Сатель окинул взглядом этих старых кел'ейнов, настолько старых, что они уже давно пережили срок, отпущенный воинам. Память их хранила так много событий, что они уже приближались по объему знаний к сен'ейнам. Они были Мужьями Матери, наставниками по боевому искусству, когда здесь еще были дети Катов, которых следовало учить. Среди них была и Пасева — единственная женщина-кел, оставшаяся в живых. В искусстве владения оружием она уступала только самому Эддану. Здесь были Дахача и Сайрен из Нисрена, Палази и Кварас, и Лит из Гурагена. Они покинули свой вымерший Дом и были приняты Матерью этого Дома, как Мужья. Были здесь Лирен и Дебас, родные братья из другого вымершего Дома. Все они принадлежали к тем временам, которые уже прошли и которых Народу уже не суждено увидеть вновь. Сатель чувствовал их печаль, ощущал, как передается она животным, которые беспокойно завозились в тени за их спинами. Животные, которые звались дусами, не питали дружеских чувств ни к одной касте, кроме воинов-келов. Дус Эддана презрительно обнюхал золотую мантию ученого, но придвинулся к нему поближе и бесстыдно подставил свой толстый лохматый бок, чтобы его почесали.
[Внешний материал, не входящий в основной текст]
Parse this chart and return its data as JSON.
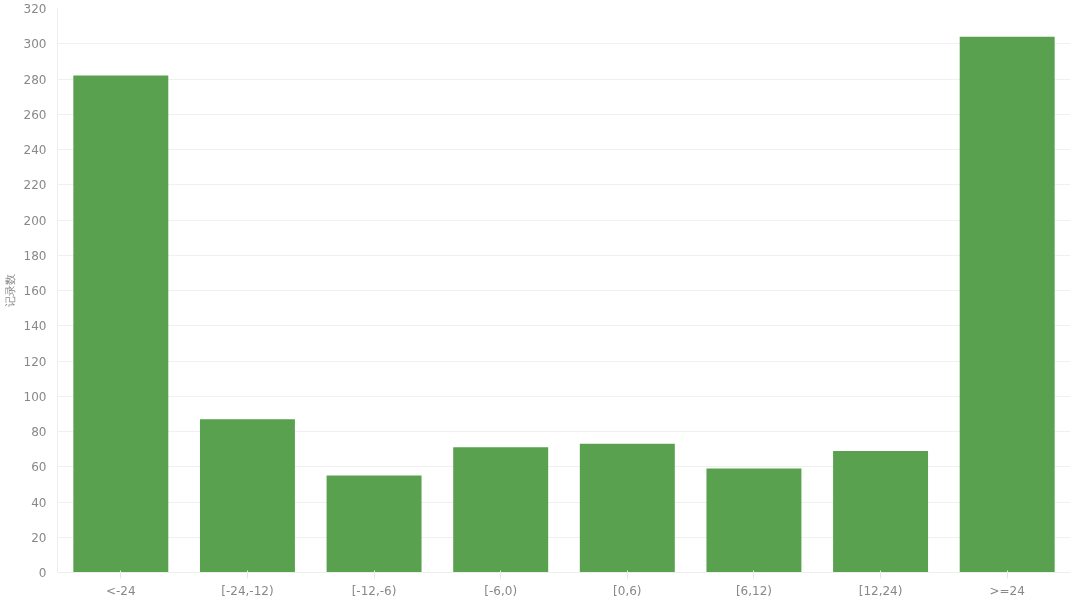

— Эддан, — сказал Сатель, поглаживая теплое плечо зверя. — Я должен также сказать тебе, что, судя по всему, наши хозяева уступят землянам эту планету, если те потребуют ее при заключении мирного договора.

— Это уж слишком большая уступка, — заметил Эддан.

— Не слишком, если принять во внимание последние новости. Говорят, что земляне наступают по всему фронту, верховные регулы полностью деморализованы. Превосходство землян настолько велико, что они в состоянии захватить любую спорную территорию. Они уже взяли Элаг.

Наступила тишина. Где-то в башне хлопнула дверь. Эддан вздрогнул, но это выразилось только в движении его тонких пальцев.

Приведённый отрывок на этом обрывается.